The rich biodiversity that covers our planet originated from a fateful evolutionary event once called plant terrestrialization, but how do scientists unlock the secrets of plant evolution
Terrestrialization occurred when a group of algae evolved into land-invading plants.
An international group of researchers, led by a team from the University of Göttingen, studied a simple algae called Mesotaenium endlicherianum, closely related to land plants, to further understand the mechanisms of ancient plant evolution
They collected extensive gene activity data to understand this algae’s inner workings. Their findings published in Nature Plants shed light on the molecular process behind this important evolutionary transition.
Experimenting on algae
Researchers conducted experiments using a strain of Mesotaenium endlicherianum preserved at Göttingen University’s Algal Culture Collection for more than 25 years. Using a unique setup, they exposed this alga to various light and temperature levels.
Janine Fürst-Jansen, a researcher at the University of Göttingen, explained that they began by testing the alga’s resilience to different light and temperature conditions.

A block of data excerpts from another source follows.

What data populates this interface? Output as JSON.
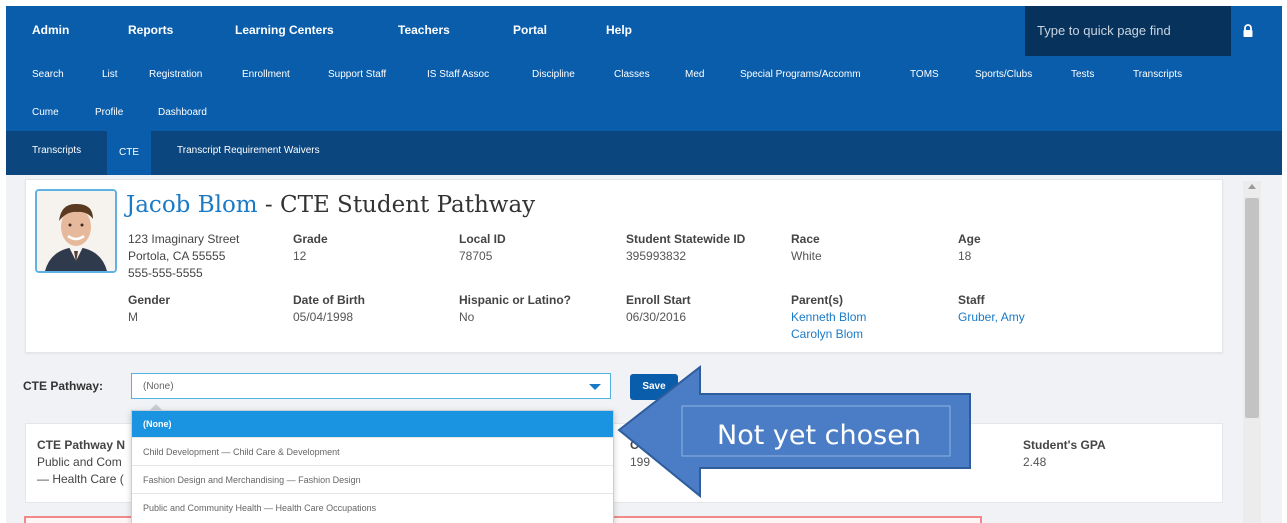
{
  "topnav": {
    "items": [
      "Admin",
      "Reports",
      "Learning Centers",
      "Teachers",
      "Portal",
      "Help"
    ],
    "quickfind_placeholder": "Type to quick page find",
    "lock_icon": "lock-icon"
  },
  "subnav": {
    "row1": [
      "Search",
      "List",
      "Registration",
      "Enrollment",
      "Support Staff",
      "IS Staff Assoc",
      "Discipline",
      "Classes",
      "Med",
      "Special Programs/Accomm",
      "TOMS",
      "Sports/Clubs",
      "Tests",
      "Transcripts"
    ],
    "row2": [
      "Cume",
      "Profile",
      "Dashboard"
    ]
  },
  "tabs": [
    "Transcripts",
    "CTE",
    "Transcript Requirement Waivers"
  ],
  "student": {
    "name": "Jacob Blom",
    "title_suffix": " - CTE Student Pathway",
    "address": [
      "123 Imaginary Street",
      "Portola, CA 55555",
      "555-555-5555"
    ],
    "grade_label": "Grade",
    "grade": "12",
    "localid_label": "Local ID",
    "localid": "78705",
    "ssid_label": "Student Statewide ID",
    "ssid": "395993832",
    "race_label": "Race",
    "race": "White",
    "age_label": "Age",
    "age": "18",
    "gender_label": "Gender",
    "gender": "M",
    "dob_label": "Date of Birth",
    "dob": "05/04/1998",
    "hispanic_label": "Hispanic or Latino?",
    "hispanic": "No",
    "enroll_label": "Enroll Start",
    "enroll": "06/30/2016",
    "parents_label": "Parent(s)",
    "parents": [
      "Kenneth Blom",
      "Carolyn Blom"
    ],
    "staff_label": "Staff",
    "staff": "Gruber, Amy"
  },
  "cte": {
    "label": "CTE Pathway:",
    "selected": "(None)",
    "save_label": "Save",
    "options": [
      "(None)",
      "Child Development — Child Care & Development",
      "Fashion Design and Merchandising — Fashion Design",
      "Public and Community Health — Health Care Occupations"
    ]
  },
  "card2": {
    "pathway_label": "CTE Pathway N",
    "pathway_line1": "Public and Com",
    "pathway_line2": "— Health Care (",
    "c_label": "C",
    "c_value": "199",
    "gpa_label": "Student's GPA",
    "gpa_value": "2.48"
  },
  "callout": {
    "text": "Not yet chosen"
  },
  "colors": {
    "nav": "#0a5dab",
    "tabs": "#0b467f",
    "accent": "#1b7ac6",
    "callout": "#4a7dc6"
  }
}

They observed how algae reacted to a wide range of temperatures from 8 to 29 degrees. They were intrigued to notice a relationship between temperature and light tolerance through detailed psychological analysis.
Genetic toolbox: Algae provides clues about 600 million years of plant evolution
How the algae responded was investigated on a morphological and physiological level by reading the information of about 10 billion RNA snippets.
The study used network analysis to investigate the shared behavior of almost 20,000 genes simultaneously.
They identified “hub genes” that were key in coordinating gene activity in response to environmental cues. Using this approach provided insights into how algae genes were regulated under different conditions. When combined with evolutionary studies, it revealed that these regulatory mechanisms were shared between land plants and their algal cousins.
Professor Jan de Vries, University of Göttingen, says: “What is so unique about the study is that our network analysis can point to entire toolboxes of genetic mechanisms that were not known to operate in these algae. And when we look at these genetic toolboxes, we find that they are shared across more than 600 million years of plant and algal evolution!”
essential genetic ‘notes’ have remained consistent across a wide range of plant species
Armin Dadras, PhD student at the University of Göttingen, explains, “This insight helps us uncover long-term evolutionary patterns and reveals how certain essential genetic ‘notes’ have remained consistent across a wide range of plant species, much like timeless melodies that resonate across different music genres.”